Listening to the political rhetoric over the airways today reporting on the constitutionality of the killing of a U.S. citizen in Yemen prompted me to dig out my library of columns by Joe Sobran to read his thinking on the subject. He was a true Constitutionalist, one with a great sense of humor and wit.

I believe he would have asked the conservative presidential candidates, if elected and you take an oath to protect the Constitution, what is it you’re trying to conserve and what are you willing to discard? To those who support the killing of the cleric without benefit of arrest and trial, he would have likened it to giving the Constitution the middle finger.

The loss of freedoms, property rights, over taxation, constraints on religious speech and assembly have advanced so far in this country that even us simpletons feel the heavy breath of tyranny in our government. And it didn’t start with Obama. Perhaps the most important happening during this election season will be the debate over Constitutional government. Do we have it? Do we want it? Or do we really want an American style of communism? Let’s give it a name. Utopianism works for me.

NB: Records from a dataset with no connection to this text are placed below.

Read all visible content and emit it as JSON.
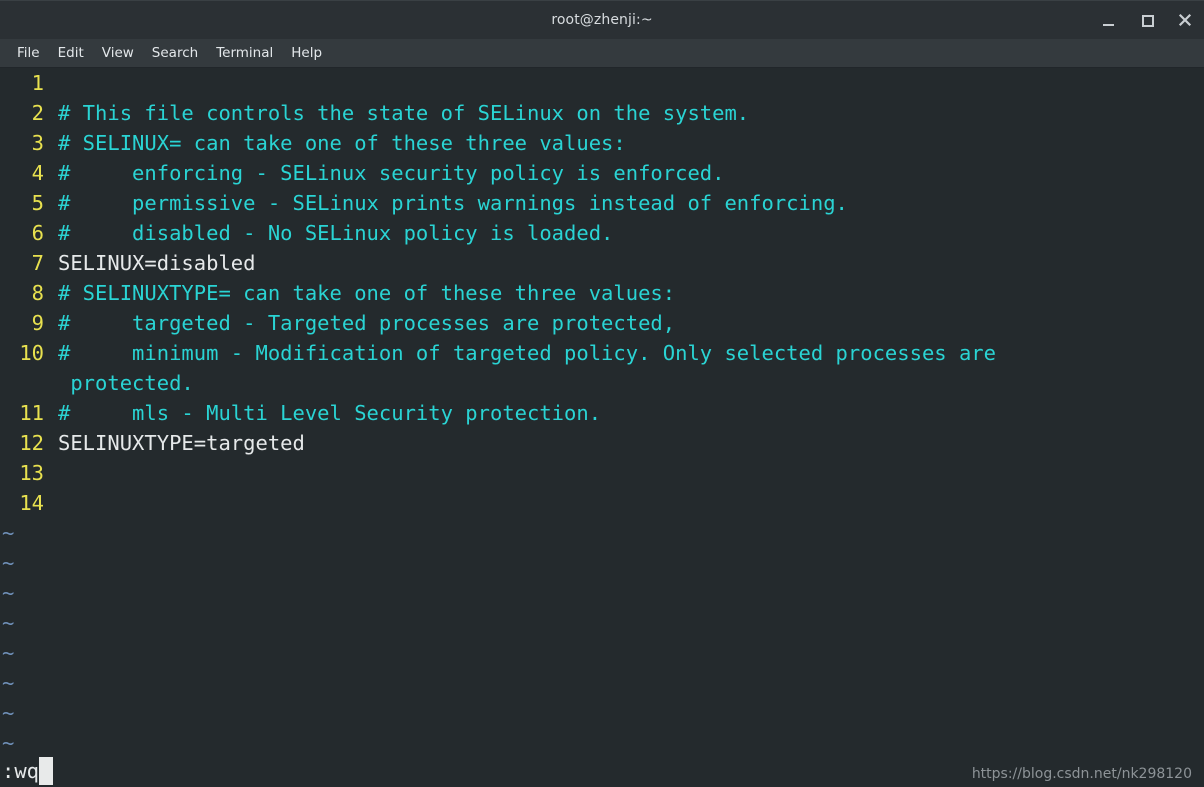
{
  "window": {
    "title": "root@zhenji:~",
    "controls": [
      {
        "name": "minimize",
        "glyph": "_"
      },
      {
        "name": "maximize",
        "glyph": "□"
      },
      {
        "name": "close",
        "glyph": "✕"
      }
    ]
  },
  "menubar": {
    "items": [
      "File",
      "Edit",
      "View",
      "Search",
      "Terminal",
      "Help"
    ]
  },
  "editor": {
    "lines": [
      {
        "num": "1",
        "text": "",
        "style": "plain"
      },
      {
        "num": "2",
        "text": "# This file controls the state of SELinux on the system.",
        "style": "comment"
      },
      {
        "num": "3",
        "text": "# SELINUX= can take one of these three values:",
        "style": "comment"
      },
      {
        "num": "4",
        "text": "#     enforcing - SELinux security policy is enforced.",
        "style": "comment"
      },
      {
        "num": "5",
        "text": "#     permissive - SELinux prints warnings instead of enforcing.",
        "style": "comment"
      },
      {
        "num": "6",
        "text": "#     disabled - No SELinux policy is loaded.",
        "style": "comment"
      },
      {
        "num": "7",
        "text": "SELINUX=disabled",
        "style": "plain"
      },
      {
        "num": "8",
        "text": "# SELINUXTYPE= can take one of these three values:",
        "style": "comment"
      },
      {
        "num": "9",
        "text": "#     targeted - Targeted processes are protected,",
        "style": "comment"
      },
      {
        "num": "10",
        "text": "#     minimum - Modification of targeted policy. Only selected processes are",
        "style": "comment"
      },
      {
        "num": "",
        "text": " protected.",
        "style": "comment"
      },
      {
        "num": "11",
        "text": "#     mls - Multi Level Security protection.",
        "style": "comment"
      },
      {
        "num": "12",
        "text": "SELINUXTYPE=targeted",
        "style": "plain"
      },
      {
        "num": "13",
        "text": "",
        "style": "plain"
      },
      {
        "num": "14",
        "text": "",
        "style": "plain"
      }
    ],
    "filler_tilde": "~",
    "filler_count": 8
  },
  "statusline": {
    "command": ":wq",
    "watermark": "https://blog.csdn.net/nk298120"
  },
  "colors": {
    "terminal_bg": "#242a2d",
    "titlebar_bg": "#2b3034",
    "menubar_bg": "#343a3e",
    "line_number": "#e8e14f",
    "comment": "#2ad4d4",
    "plain_text": "#e6e9ea",
    "tilde": "#6f90b8",
    "cursor": "#e8eaea",
    "watermark": "#8d9397"
  }
}
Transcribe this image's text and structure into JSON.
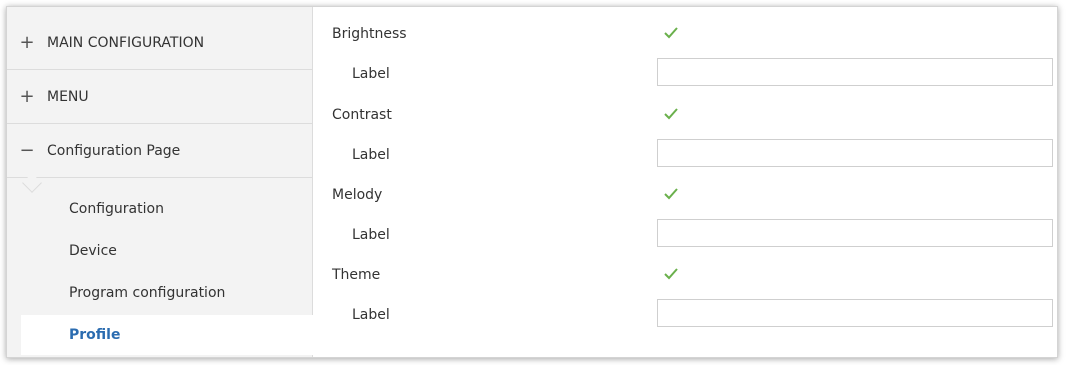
{
  "sidebar": {
    "sections": [
      {
        "sign": "+",
        "label": "MAIN CONFIGURATION"
      },
      {
        "sign": "+",
        "label": "MENU"
      },
      {
        "sign": "−",
        "label": "Configuration Page"
      }
    ],
    "subitems": [
      "Configuration",
      "Device",
      "Program configuration"
    ],
    "active_item": "Profile"
  },
  "content": {
    "rows": [
      {
        "name": "Brightness",
        "checked": true,
        "label": "Label",
        "value": ""
      },
      {
        "name": "Contrast",
        "checked": true,
        "label": "Label",
        "value": ""
      },
      {
        "name": "Melody",
        "checked": true,
        "label": "Label",
        "value": ""
      },
      {
        "name": "Theme",
        "checked": true,
        "label": "Label",
        "value": ""
      }
    ]
  },
  "colors": {
    "check": "#6ab04c",
    "active_text": "#2b6cb0"
  }
}
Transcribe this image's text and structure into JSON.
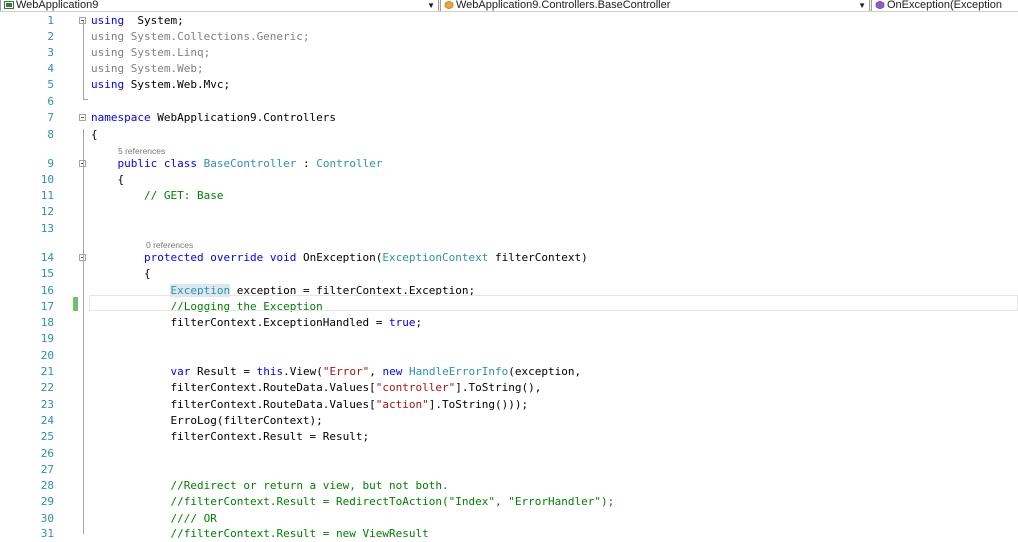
{
  "navbar": {
    "project": "WebApplication9",
    "class": "WebApplication9.Controllers.BaseController",
    "member": "OnException(Exception"
  },
  "colors": {
    "keyword": "#0000ff",
    "type": "#2b91af",
    "string": "#a31515",
    "comment": "#008000",
    "line_number": "#2b91af",
    "change_bar": "#6cc16c"
  },
  "lines": [
    {
      "n": "1",
      "tokens": [
        [
          "kw",
          "using"
        ],
        [
          "",
          "  System;"
        ]
      ]
    },
    {
      "n": "2",
      "tokens": [
        [
          "gray",
          "using System.Collections.Generic;"
        ]
      ]
    },
    {
      "n": "3",
      "tokens": [
        [
          "gray",
          "using System.Linq;"
        ]
      ]
    },
    {
      "n": "4",
      "tokens": [
        [
          "gray",
          "using System.Web;"
        ]
      ]
    },
    {
      "n": "5",
      "tokens": [
        [
          "kw",
          "using"
        ],
        [
          "",
          " System.Web.Mvc;"
        ]
      ]
    },
    {
      "n": "6",
      "tokens": []
    },
    {
      "n": "7",
      "tokens": [
        [
          "kw",
          "namespace"
        ],
        [
          "",
          " WebApplication9.Controllers"
        ]
      ]
    },
    {
      "n": "8",
      "tokens": [
        [
          "",
          "{"
        ]
      ]
    },
    {
      "n": "9",
      "lens": "5 references",
      "tokens": [
        [
          "",
          "    "
        ],
        [
          "kw",
          "public"
        ],
        [
          "",
          " "
        ],
        [
          "kw",
          "class"
        ],
        [
          "",
          " "
        ],
        [
          "ty",
          "BaseController"
        ],
        [
          "",
          " : "
        ],
        [
          "ty",
          "Controller"
        ]
      ]
    },
    {
      "n": "10",
      "tokens": [
        [
          "",
          "    {"
        ]
      ]
    },
    {
      "n": "11",
      "tokens": [
        [
          "",
          "        "
        ],
        [
          "cm",
          "// GET: Base"
        ]
      ]
    },
    {
      "n": "12",
      "tokens": []
    },
    {
      "n": "13",
      "tokens": []
    },
    {
      "n": "14",
      "lens": "0 references",
      "tokens": [
        [
          "",
          "        "
        ],
        [
          "kw",
          "protected"
        ],
        [
          "",
          " "
        ],
        [
          "kw",
          "override"
        ],
        [
          "",
          " "
        ],
        [
          "kw",
          "void"
        ],
        [
          "",
          " OnException("
        ],
        [
          "ty",
          "ExceptionContext"
        ],
        [
          "",
          " filterContext)"
        ]
      ]
    },
    {
      "n": "15",
      "tokens": [
        [
          "",
          "        {"
        ]
      ]
    },
    {
      "n": "16",
      "tokens": [
        [
          "",
          "            "
        ],
        [
          "ty hl",
          "Exception"
        ],
        [
          "",
          " exception = filterContext.Exception;"
        ]
      ]
    },
    {
      "n": "17",
      "tokens": [
        [
          "",
          "            "
        ],
        [
          "cm",
          "//Logging the Exception"
        ]
      ]
    },
    {
      "n": "18",
      "tokens": [
        [
          "",
          "            filterContext.ExceptionHandled = "
        ],
        [
          "kw",
          "true"
        ],
        [
          "",
          ";"
        ]
      ]
    },
    {
      "n": "19",
      "tokens": []
    },
    {
      "n": "20",
      "tokens": []
    },
    {
      "n": "21",
      "tokens": [
        [
          "",
          "            "
        ],
        [
          "kw",
          "var"
        ],
        [
          "",
          " Result = "
        ],
        [
          "kw",
          "this"
        ],
        [
          "",
          ".View("
        ],
        [
          "str",
          "\"Error\""
        ],
        [
          "",
          ", "
        ],
        [
          "kw",
          "new"
        ],
        [
          "",
          " "
        ],
        [
          "ty",
          "HandleErrorInfo"
        ],
        [
          "",
          "(exception,"
        ]
      ]
    },
    {
      "n": "22",
      "tokens": [
        [
          "",
          "            filterContext.RouteData.Values["
        ],
        [
          "str",
          "\"controller\""
        ],
        [
          "",
          "].ToString(),"
        ]
      ]
    },
    {
      "n": "23",
      "tokens": [
        [
          "",
          "            filterContext.RouteData.Values["
        ],
        [
          "str",
          "\"action\""
        ],
        [
          "",
          "].ToString()));"
        ]
      ]
    },
    {
      "n": "24",
      "tokens": [
        [
          "",
          "            ErroLog(filterContext);"
        ]
      ]
    },
    {
      "n": "25",
      "tokens": [
        [
          "",
          "            filterContext.Result = Result;"
        ]
      ]
    },
    {
      "n": "26",
      "tokens": []
    },
    {
      "n": "27",
      "tokens": []
    },
    {
      "n": "28",
      "tokens": [
        [
          "",
          "            "
        ],
        [
          "cm",
          "//Redirect or return a view, but not both."
        ]
      ]
    },
    {
      "n": "29",
      "tokens": [
        [
          "",
          "            "
        ],
        [
          "cm",
          "//filterContext.Result = RedirectToAction(\"Index\", \"ErrorHandler\");"
        ]
      ]
    },
    {
      "n": "30",
      "tokens": [
        [
          "",
          "            "
        ],
        [
          "cm",
          "//// OR"
        ]
      ]
    },
    {
      "n": "31",
      "tokens": [
        [
          "",
          "            "
        ],
        [
          "cm",
          "//filterContext.Result = new ViewResult"
        ]
      ]
    }
  ]
}
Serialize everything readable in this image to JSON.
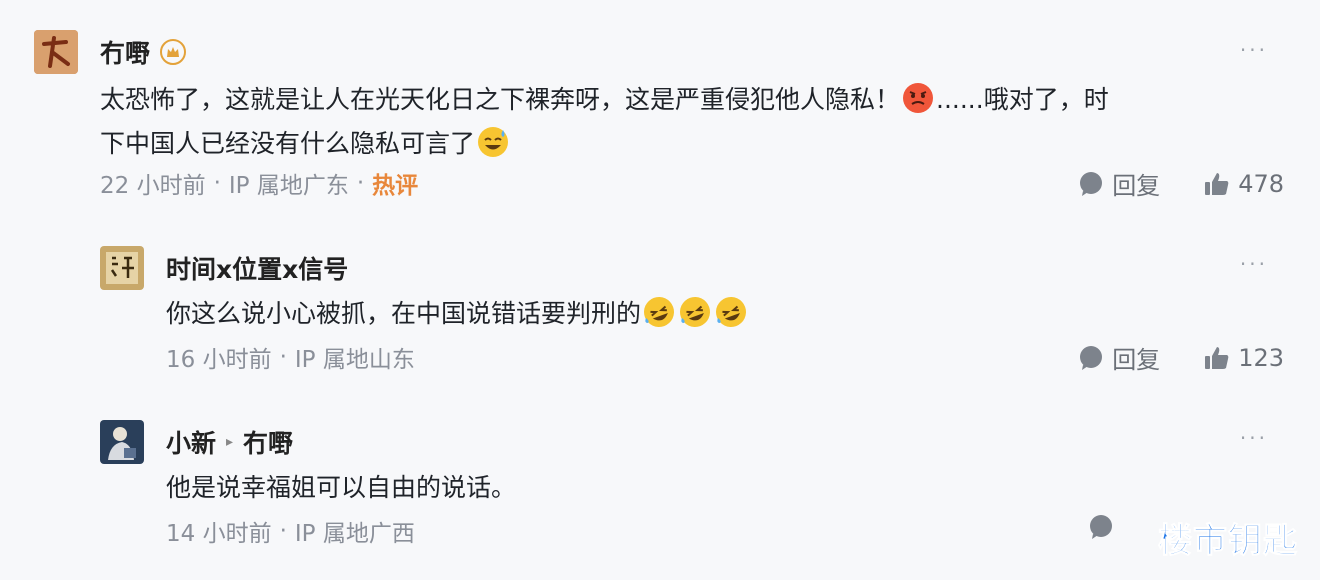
{
  "comments": [
    {
      "name": "冇嘢",
      "text_line1_a": "太恐怖了，这就是让人在光天化日之下裸奔呀，这是严重侵犯他人隐私！",
      "text_line1_b": "......哦对了，时",
      "text_line2": "下中国人已经没有什么隐私可言了",
      "time": "22 小时前",
      "sep": "·",
      "ip": "IP 属地广东",
      "hot_label": "热评",
      "reply_label": "回复",
      "likes": "478",
      "more": "···"
    },
    {
      "name": "时间x位置x信号",
      "text": "你这么说小心被抓，在中国说错话要判刑的",
      "time": "16 小时前",
      "sep": "·",
      "ip": "IP 属地山东",
      "reply_label": "回复",
      "likes": "123",
      "more": "···"
    },
    {
      "name": "小新",
      "reply_to": "冇嘢",
      "text": "他是说幸福姐可以自由的说话。",
      "time": "14 小时前",
      "sep": "·",
      "ip": "IP 属地广西",
      "more": "···"
    }
  ],
  "watermark": "楼市钥匙",
  "colors": {
    "hot": "#e8873b",
    "watermark": "#1a73e8"
  }
}
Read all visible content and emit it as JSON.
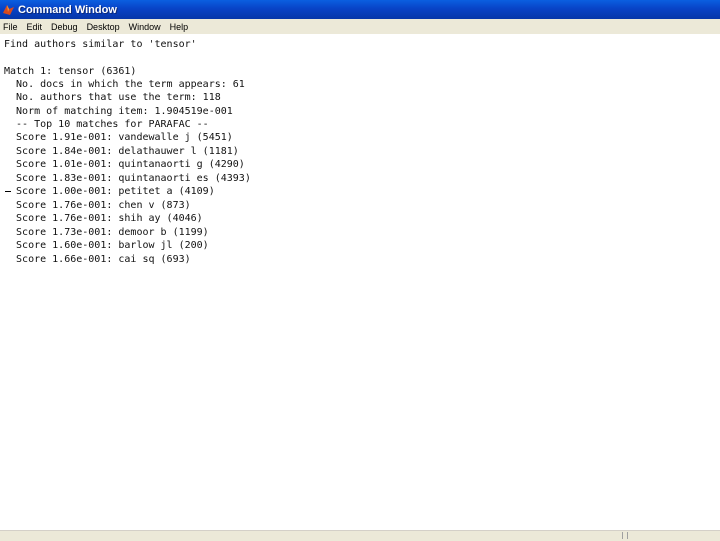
{
  "window": {
    "title": "Command Window",
    "icon": "matlab-icon"
  },
  "menu": [
    "File",
    "Edit",
    "Debug",
    "Desktop",
    "Window",
    "Help"
  ],
  "console": {
    "lines": [
      "Find authors similar to 'tensor'",
      "",
      "Match 1: tensor (6361)",
      "  No. docs in which the term appears: 61",
      "  No. authors that use the term: 118",
      "  Norm of matching item: 1.904519e-001",
      "  -- Top 10 matches for PARAFAC --",
      "  Score 1.91e-001: vandewalle j (5451)",
      "  Score 1.84e-001: delathauwer l (1181)",
      "  Score 1.01e-001: quintanaorti g (4290)",
      "  Score 1.83e-001: quintanaorti es (4393)",
      "  Score 1.00e-001: petitet a (4109)",
      "  Score 1.76e-001: chen v (873)",
      "  Score 1.76e-001: shih ay (4046)",
      "  Score 1.73e-001: demoor b (1199)",
      "  Score 1.60e-001: barlow jl (200)",
      "  Score 1.66e-001: cai sq (693)"
    ]
  }
}
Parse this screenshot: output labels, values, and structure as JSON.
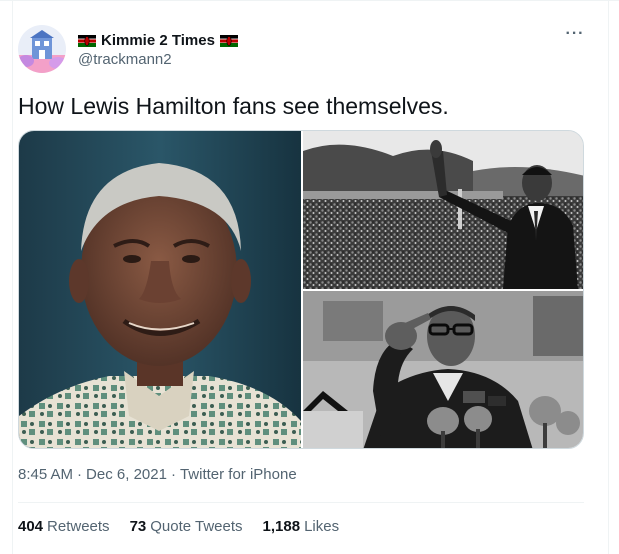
{
  "user": {
    "display_name": "Kimmie 2 Times",
    "handle": "@trackmann2",
    "flag_icon": "kenya-flag-icon",
    "avatar_colors": [
      "#8fb3e8",
      "#f3a0c8",
      "#ffffff"
    ]
  },
  "tweet": {
    "text": "How Lewis Hamilton fans see themselves.",
    "time": "8:45 AM",
    "date": "Dec 6, 2021",
    "source": "Twitter for iPhone",
    "sep": "·"
  },
  "more_icon": "···",
  "stats": {
    "retweets_count": "404",
    "retweets_label": "Retweets",
    "quotes_count": "73",
    "quotes_label": "Quote Tweets",
    "likes_count": "1,188",
    "likes_label": "Likes"
  },
  "colors": {
    "text_primary": "#0f1419",
    "text_secondary": "#536471",
    "border": "#cfd9de"
  }
}
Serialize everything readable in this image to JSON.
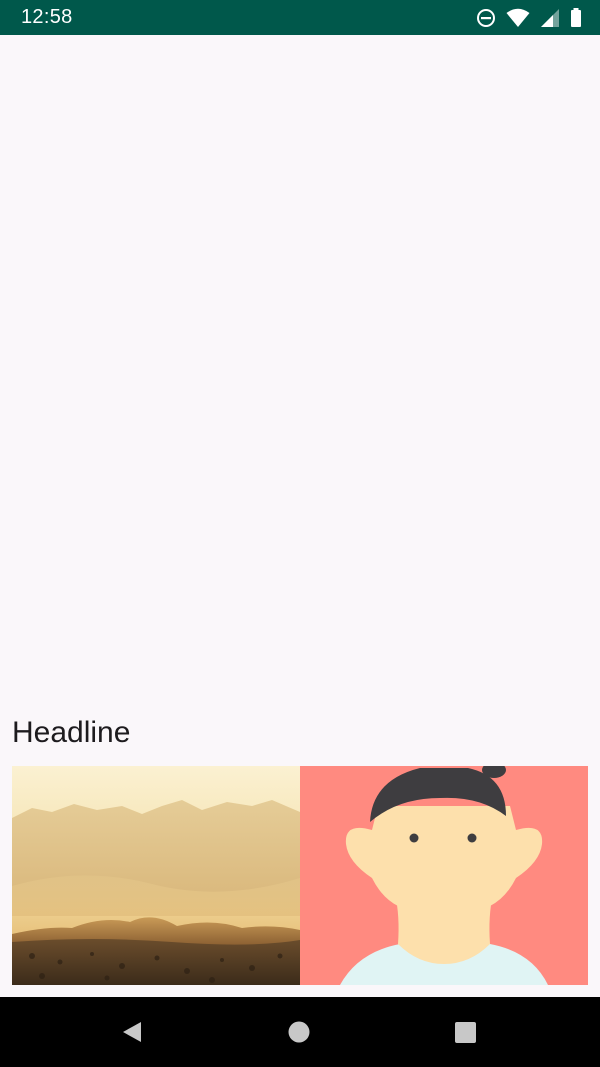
{
  "status_bar": {
    "time": "12:58",
    "background": "#00584b",
    "icons": [
      "do-not-disturb-icon",
      "wifi-icon",
      "cell-signal-icon",
      "battery-icon"
    ]
  },
  "main": {
    "headline": "Headline",
    "images": [
      {
        "name": "desert-dunes-image"
      },
      {
        "name": "person-avatar-illustration"
      }
    ]
  },
  "nav_bar": {
    "buttons": [
      "back-button",
      "home-button",
      "recents-button"
    ]
  }
}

In our Utopia a clever word or phrase will carry more value with the vassals than truth, justice or the rule of law. But when the ruling forces turnaround on us, “where will we hide, the laws all being flat ...” Sir Thomas More, once Chancellor of England and a great legal mind finished that sentence by saying, “I give the devil benefit of law for my own safety sake.” Without Constitutional government where will we hide?